Foreclosure has been called the equivalent of capital punishment in civil court Forfeiture of one’s home is the most severe penalty anyone can pay in civil court. What we have operating now in our courts, in law enforcement, in our legislatures is a coordinated effort to sustain a scheme for profit by killing the homeowner ownership of tens of millions of people who made the mistake of believing that the sophisticated people on Wall Street had created a safe way to provide capital to homeowners and home buyers. It was safe ONLY for Wall Street. It was and remains catastrophic for Main Street. It has been deadly for the average consumer.

7 Responses

  1. See comment to – “Have towns been profiting from abandoned properties?”

  2. “Trillions of dollars.” Even though accounting was fake, who is the right target? There were no courts to decide the “settlements.” Done to block investigation.

    The people took the hit. Our loss, is someone else’s gain. Tough road to hoe.

    But I would think that everyone here wants a loud voice. Even if pursuing your own case for years, There will be a point that the Courts will dispose..

    We need new evidence, and brand new fresh approach.

    If we did not have “social distancing,” I would say to protest.

    WHO stole your home? Whoever it was, government and courts have condoned.

    Maybe I am weird, but what bothers me most is that people will go down in history as “deadbeats.” That is very wrong.

  3. Can we bring a mass joinder against the banks, and FDIC for all this fraud, cover up up and damages caused to all of us?

  4. Phyllis: thanks for the case Deutsche v. Dennis – it is an excellent, informative read.

  5. It is my non-legal opinion, there has never been a proper “foundation” brought before the court(s) to bring an action against any of us…they need to show me. In every case, their complaint – claim should be 12(b)(6)’ed by the court.

  6. As I write this comment I am in my 12th year of fighting, coming up on the 6th and final year of the statute of limitations for my state, on my 4th lawyer, had a detailed investigation done by Bill Paatalo and it’s been more than a year since shellpoint’s motion was denied with leave to renew pending disclosure. I feel like the only way I can lose is through pure incompetence by my lawyer who’s last piece of advice to me was to stop reading blogs. I won’t stop. I will win. I have you to thank. Also – an FYI (to anyone with a Danielle Sterling fraudorsement particularly) there was a case decided in New York recently that might interest you

  7. The answer is: they wouldn’t, unless there was an end game.

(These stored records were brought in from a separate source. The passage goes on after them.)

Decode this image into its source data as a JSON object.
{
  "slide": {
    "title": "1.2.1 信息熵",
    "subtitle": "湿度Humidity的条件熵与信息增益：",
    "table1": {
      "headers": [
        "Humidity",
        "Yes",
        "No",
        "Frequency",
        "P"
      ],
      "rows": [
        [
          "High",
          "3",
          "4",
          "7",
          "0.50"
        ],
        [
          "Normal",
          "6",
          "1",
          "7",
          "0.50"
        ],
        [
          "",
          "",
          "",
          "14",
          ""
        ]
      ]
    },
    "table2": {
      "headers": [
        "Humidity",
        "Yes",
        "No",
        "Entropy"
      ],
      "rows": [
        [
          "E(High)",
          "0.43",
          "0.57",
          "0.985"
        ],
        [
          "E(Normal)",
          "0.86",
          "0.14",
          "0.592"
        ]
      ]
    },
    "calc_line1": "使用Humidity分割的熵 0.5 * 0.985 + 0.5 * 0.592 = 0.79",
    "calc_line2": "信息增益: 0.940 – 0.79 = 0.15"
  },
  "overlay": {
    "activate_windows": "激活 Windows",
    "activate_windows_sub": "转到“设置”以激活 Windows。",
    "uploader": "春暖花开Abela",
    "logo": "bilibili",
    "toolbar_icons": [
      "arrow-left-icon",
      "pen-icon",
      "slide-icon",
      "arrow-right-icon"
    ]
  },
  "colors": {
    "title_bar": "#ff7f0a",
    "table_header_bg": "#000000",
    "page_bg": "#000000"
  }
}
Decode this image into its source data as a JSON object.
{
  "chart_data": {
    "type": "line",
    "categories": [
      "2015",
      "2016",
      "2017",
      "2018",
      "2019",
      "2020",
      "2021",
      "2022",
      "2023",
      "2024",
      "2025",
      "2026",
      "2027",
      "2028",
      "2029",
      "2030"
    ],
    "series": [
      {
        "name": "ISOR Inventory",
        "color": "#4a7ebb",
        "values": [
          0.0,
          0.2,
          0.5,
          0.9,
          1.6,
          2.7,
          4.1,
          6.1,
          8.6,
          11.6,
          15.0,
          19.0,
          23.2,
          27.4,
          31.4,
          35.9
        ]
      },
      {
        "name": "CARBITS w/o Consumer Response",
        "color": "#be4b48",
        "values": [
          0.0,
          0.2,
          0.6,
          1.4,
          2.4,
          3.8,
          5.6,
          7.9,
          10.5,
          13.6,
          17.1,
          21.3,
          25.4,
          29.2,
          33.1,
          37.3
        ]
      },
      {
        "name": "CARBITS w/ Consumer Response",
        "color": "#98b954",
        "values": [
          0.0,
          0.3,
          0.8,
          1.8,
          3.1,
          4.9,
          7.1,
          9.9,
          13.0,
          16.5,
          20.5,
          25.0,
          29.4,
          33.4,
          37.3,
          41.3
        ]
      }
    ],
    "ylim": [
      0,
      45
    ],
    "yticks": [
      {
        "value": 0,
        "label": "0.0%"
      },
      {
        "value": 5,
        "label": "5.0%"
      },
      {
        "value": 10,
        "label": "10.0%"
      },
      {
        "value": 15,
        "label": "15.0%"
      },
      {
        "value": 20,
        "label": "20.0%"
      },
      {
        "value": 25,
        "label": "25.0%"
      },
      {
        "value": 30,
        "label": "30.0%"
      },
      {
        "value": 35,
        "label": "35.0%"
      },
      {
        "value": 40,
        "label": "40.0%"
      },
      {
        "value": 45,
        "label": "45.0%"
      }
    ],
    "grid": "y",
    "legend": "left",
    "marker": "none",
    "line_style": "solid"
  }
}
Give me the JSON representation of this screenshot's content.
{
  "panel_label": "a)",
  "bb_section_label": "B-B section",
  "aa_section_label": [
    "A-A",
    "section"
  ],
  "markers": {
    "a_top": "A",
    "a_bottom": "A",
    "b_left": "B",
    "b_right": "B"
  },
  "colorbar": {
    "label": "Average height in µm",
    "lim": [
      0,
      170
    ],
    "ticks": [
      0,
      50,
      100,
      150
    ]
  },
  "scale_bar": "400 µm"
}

Only they knew about the actual debt and had their risk mitigated from the very beginning. Then, no one would foreclose on a property worth less than the debt on it, unless…..they had that covered – insured too. Then we have homes left abandoned for years, falling into utter disrepair, WHY? It appears most of these debts were created…they are IMHO payment streams, this is why servicers are doing all of the transactions. The servicers have created the defaults, on paper, then utilized what should have been a securitized product, but wasn’t, presenting debt(s) that are clearly not owned by a particular entity…possibly hundreds of investors, using the Trusts name for the appearance of a uniform transaction. Owing someone specific a debt is not the same as “owing anyone” who makes a claim of the debt, theirs to collect. Non – legal opinion here.